Vista MIDI Tool

"Fix" your default MIDI output device on Windows Vista, Windows 7 or Windows 8.


Download (requires .NET 2.0).

What's this for?

It can be used to change the default MIDI output device.

Several changes were to the sound subsystem between XP and Vista. Whilst this is generally a good thing, some things are noticably missing, such as - at least, in my sound card's case - hardware MIDI support.

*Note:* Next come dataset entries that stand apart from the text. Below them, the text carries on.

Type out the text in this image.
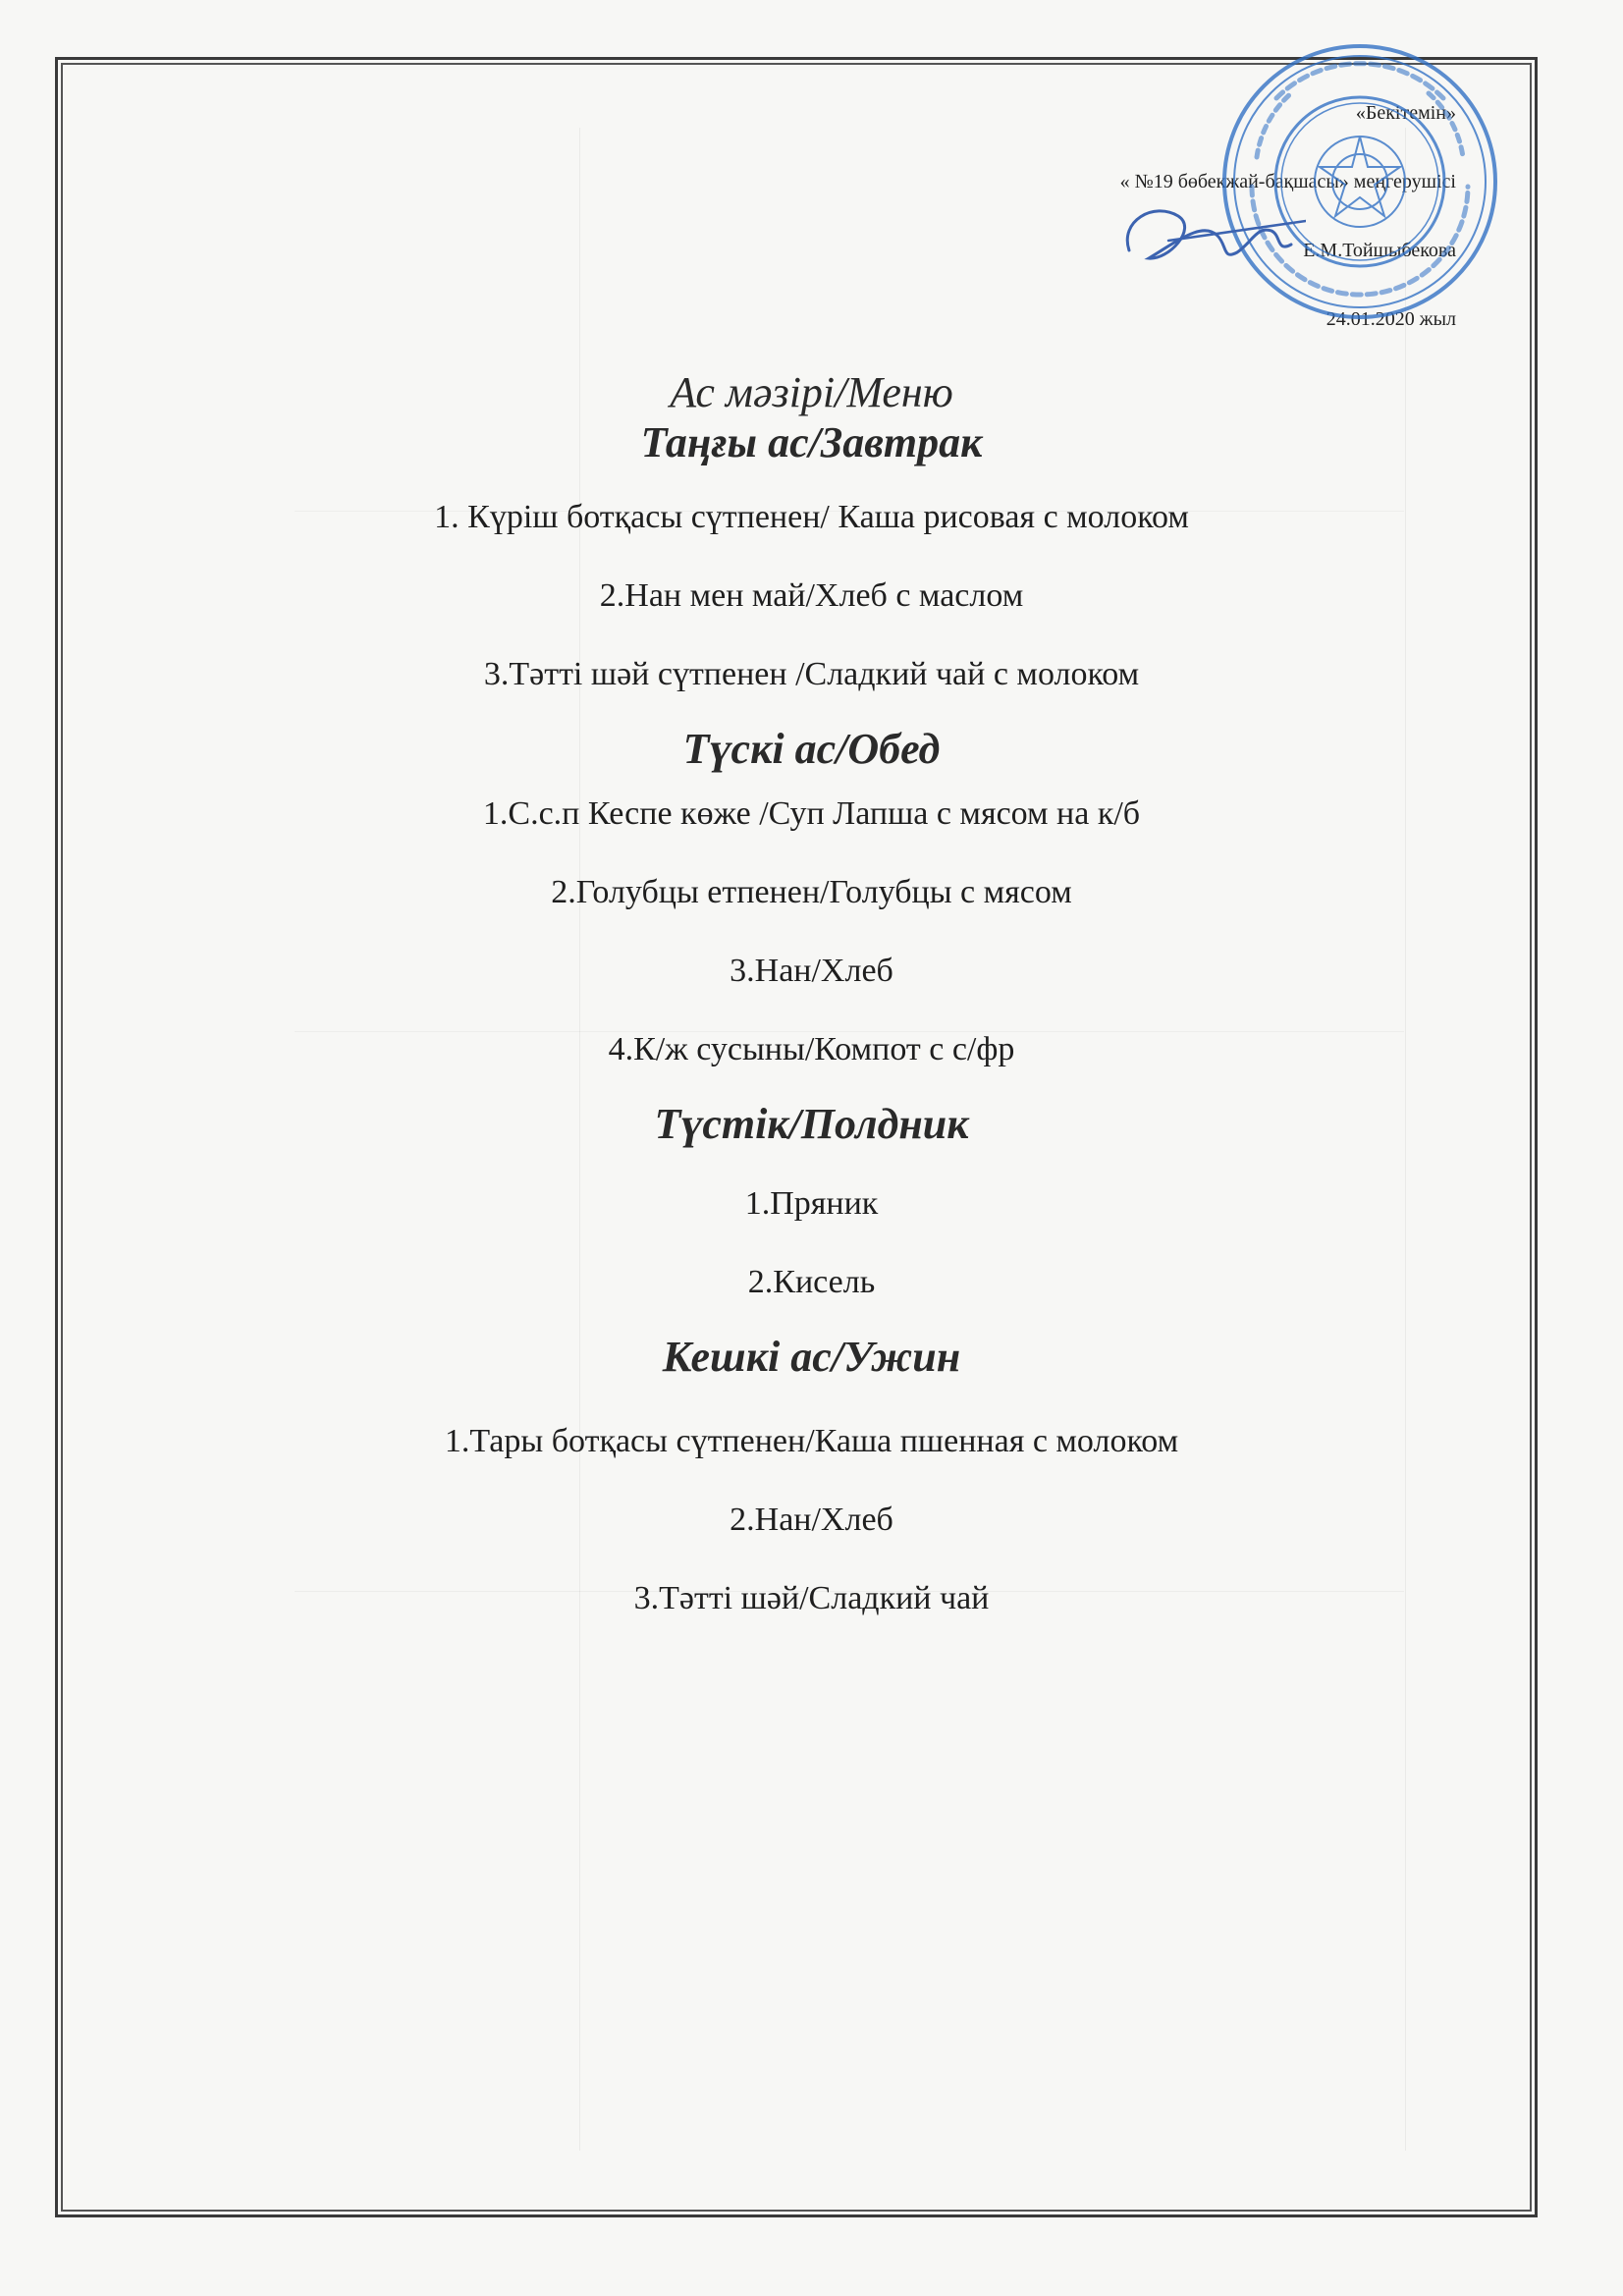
«Бекітемін»
« №19 бөбекжай-бақшасы» меңгерушісі
Е.М.Тойшыбекова
24.01.2020 жыл

Ас мәзірі/Меню

Таңғы ас/Завтрак

1. Күріш ботқасы сүтпенен/ Каша рисовая с молоком

2.Нан мен май/Хлеб с маслом

3.Тәтті шәй сүтпенен /Сладкий чай с молоком

Түскі ас/Обед

1.С.с.п Кеспе көже /Суп Лапша с мясом на к/б

2.Голубцы етпенен/Голубцы с мясом

3.Нан/Хлеб

4.К/ж сусыны/Компот с с/фр

Түстік/Полдник

1.Пряник

2.Кисель

Кешкі ас/Ужин

1.Тары ботқасы сүтпенен/Каша пшенная с молоком

2.Нан/Хлеб

3.Тәтті шәй/Сладкий чай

In fact, the MIDI support is still be there, but unlike on XP where the MIDI output device could be picked from the control panel Vista, 7 or 8 don't appear to provide such an option.

Does it work?

Sort of.

Under previous versions of Windows, device 0 would be the MIDI mapper. Thus, a program could use MIDI device 0, and the mapper would pick which MIDI output device to send your output to.

Under Vista and later there is no MIDI mapper and so the software MIDI synth appears as device 0. Therefore an app using device 0 will still use the software synth. If it uses the default device (-1) it should end up using whichever device you selected using this tool.

How do you use it?

Double-click "Vista MIDI Fix.exe", pick your hardware MIDI device from the dropdown box, click OK.

You shouldn't need to run the software as an administrator; it works for me without any UAC prompting. Source is included. This is just a crude front-end to what boils down to changing a single registry setting.

Where's my hardware MIDI device? (Creative)

I had a Creative Audigy Value. Creative's Vista drivers did not (as of 2007) appear to support hardware MIDI - they may do by now, but I can no longer check this myself.

It might work if you run the drivers in XP SP2 compatibility mode, when I tried this I got some extra features that I didn't get when I installed them straight, but was still missing tools.

The best solution I found was to install the XP drivers from the original CD-ROM bundled with your sound card. There are some pros and cons to this method, not sure what applies to other cards (just the ones I've noted).